There's a tradeoff involved here. Using a member function lets you:
Override the implementation in derived classes, so that messing up a kitchen could involve trashing the cupboards even if no cupboards are available in a generic room.
Decide that you need to access private variables later on, without having to refactor all the code that uses the function.
Make the function part of an interface, so that a piece of code may require that its argument be mess-up-able.
Using an external function lets you:
Make that function generic, so that you may apply it to rooms, warehouses and oil rigs equally (if they provide the member functions required for messing up).

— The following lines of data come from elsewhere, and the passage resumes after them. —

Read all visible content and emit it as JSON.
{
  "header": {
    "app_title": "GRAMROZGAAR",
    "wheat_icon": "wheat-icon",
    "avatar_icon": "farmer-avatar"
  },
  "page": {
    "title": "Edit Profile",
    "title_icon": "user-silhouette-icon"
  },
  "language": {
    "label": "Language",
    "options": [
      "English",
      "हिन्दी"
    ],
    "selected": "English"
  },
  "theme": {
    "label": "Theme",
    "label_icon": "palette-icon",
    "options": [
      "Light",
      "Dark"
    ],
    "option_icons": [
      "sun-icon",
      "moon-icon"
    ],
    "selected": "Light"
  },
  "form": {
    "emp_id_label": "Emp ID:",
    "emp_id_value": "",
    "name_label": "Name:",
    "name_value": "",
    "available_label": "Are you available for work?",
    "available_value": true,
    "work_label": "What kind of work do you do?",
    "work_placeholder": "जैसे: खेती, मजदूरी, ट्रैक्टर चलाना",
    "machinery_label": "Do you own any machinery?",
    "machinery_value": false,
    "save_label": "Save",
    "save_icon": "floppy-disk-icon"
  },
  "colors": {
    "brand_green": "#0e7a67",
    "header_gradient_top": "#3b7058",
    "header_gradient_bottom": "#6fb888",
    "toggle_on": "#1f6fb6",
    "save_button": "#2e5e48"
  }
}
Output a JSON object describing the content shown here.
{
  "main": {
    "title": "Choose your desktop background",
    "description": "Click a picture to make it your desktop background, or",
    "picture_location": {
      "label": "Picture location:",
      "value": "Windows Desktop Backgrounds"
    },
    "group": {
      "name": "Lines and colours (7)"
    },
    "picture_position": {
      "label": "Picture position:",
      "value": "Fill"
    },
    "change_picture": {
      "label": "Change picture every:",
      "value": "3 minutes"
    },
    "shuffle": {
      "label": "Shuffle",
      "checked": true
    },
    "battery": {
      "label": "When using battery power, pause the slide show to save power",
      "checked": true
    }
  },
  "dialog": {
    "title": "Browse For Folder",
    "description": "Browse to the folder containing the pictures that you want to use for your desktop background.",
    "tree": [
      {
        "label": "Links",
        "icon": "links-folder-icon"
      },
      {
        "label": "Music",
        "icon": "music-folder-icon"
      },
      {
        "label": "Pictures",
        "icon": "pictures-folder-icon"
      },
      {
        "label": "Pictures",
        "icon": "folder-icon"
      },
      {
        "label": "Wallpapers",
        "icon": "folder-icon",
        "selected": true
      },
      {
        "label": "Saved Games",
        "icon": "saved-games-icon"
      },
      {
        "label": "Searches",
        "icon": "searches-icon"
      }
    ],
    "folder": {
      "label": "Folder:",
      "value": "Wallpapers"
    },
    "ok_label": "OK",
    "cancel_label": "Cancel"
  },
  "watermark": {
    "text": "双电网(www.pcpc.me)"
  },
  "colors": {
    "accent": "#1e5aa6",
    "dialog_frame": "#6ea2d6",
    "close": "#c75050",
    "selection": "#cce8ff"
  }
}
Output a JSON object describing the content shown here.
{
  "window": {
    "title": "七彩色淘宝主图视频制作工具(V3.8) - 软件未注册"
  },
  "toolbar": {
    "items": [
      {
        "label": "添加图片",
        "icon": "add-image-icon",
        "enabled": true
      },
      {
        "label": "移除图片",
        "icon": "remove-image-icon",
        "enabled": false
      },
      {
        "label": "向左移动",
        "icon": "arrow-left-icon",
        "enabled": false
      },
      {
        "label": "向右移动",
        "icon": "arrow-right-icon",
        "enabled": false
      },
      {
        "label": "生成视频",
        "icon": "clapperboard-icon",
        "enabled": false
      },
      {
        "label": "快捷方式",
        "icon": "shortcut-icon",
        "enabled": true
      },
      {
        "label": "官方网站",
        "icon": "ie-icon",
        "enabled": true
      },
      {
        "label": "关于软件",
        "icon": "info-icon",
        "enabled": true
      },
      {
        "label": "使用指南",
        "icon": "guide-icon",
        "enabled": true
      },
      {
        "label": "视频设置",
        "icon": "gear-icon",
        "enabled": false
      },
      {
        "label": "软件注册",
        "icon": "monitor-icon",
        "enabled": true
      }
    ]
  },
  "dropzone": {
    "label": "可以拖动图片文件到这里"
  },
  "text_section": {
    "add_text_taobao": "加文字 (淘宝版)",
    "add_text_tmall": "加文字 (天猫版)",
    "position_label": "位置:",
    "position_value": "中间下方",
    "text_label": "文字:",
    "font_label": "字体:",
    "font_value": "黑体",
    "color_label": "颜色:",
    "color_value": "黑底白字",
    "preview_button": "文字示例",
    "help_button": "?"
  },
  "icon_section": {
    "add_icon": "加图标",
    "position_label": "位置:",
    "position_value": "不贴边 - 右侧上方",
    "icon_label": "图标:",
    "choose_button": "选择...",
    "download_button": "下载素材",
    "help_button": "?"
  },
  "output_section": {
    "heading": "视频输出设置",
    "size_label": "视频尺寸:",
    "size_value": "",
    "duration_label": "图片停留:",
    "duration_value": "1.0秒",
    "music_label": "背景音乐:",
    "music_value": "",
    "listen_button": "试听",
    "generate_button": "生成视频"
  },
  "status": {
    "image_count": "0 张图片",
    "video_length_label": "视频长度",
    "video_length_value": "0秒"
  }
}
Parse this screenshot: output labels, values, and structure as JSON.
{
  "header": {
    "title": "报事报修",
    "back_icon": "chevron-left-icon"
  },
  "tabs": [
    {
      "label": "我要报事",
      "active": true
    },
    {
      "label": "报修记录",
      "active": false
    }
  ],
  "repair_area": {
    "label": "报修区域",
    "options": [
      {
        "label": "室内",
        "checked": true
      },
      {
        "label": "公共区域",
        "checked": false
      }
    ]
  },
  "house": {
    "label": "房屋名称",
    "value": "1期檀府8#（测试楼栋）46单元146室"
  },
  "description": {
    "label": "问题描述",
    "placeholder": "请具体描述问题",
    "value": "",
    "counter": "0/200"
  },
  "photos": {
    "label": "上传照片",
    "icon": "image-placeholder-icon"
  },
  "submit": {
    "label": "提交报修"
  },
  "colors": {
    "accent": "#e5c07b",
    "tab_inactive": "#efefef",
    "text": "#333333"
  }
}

Keep the class signature small, so that creating mock versions for unit testing (or different implementations) becomes easier.
Change the class implementation without having to examine the code for that function.
There's no real way to have your cake and eat it too, so you have to make choices. A common OO decision is to make everything a method (unless clearly idiotic) and sacrifice the three latter points, but that doesn't mean you should do it in all situations.
Any behaviour of a class of objects should be written as an instance method.
So room.messUp() is the OO way to do this.
Whether messUp has to access any private members of the class or not, is irrelevant, the fact that it's a behaviour of the room, suggests that it's an instance method, as would be cleanUp or paint, etc...
Ignoring which language, I think my first question is if messUp is related to any other functions. If you have a group of related functions, I would tend to stick them in a class.
If they don't access any class variables then you can make them static. This way, they can be called without needing to create an instance of the class.
Beyond that, I would look to the language. In some languages, every function must be a method of some class.
In the end, I don't think it makes a big difference. OOP is simply a way to help organize your application's data and logic. If you embrace it, then you would choose room.messUp() over messUp(room).
i base myself on "C++ Coding Standards: 101 Rules, Guidelines, And Best Practices" by Sutter and Alexandrescu, and also Bob Martin's SOLID. I agree with them on this point of course ;-).
If the message/function doesnt interract so much with your class, you should make it a standard ordinary function taking your class object as argument.
You should not polute your class with behaviours that are not intimately related to it.
This is to repect the Single Responsibility Principle: Your class should remain simple, aiming at the most precise goal.
However, if you think your message/function is intimately related to your object guts, then you should include it as a member function of your class.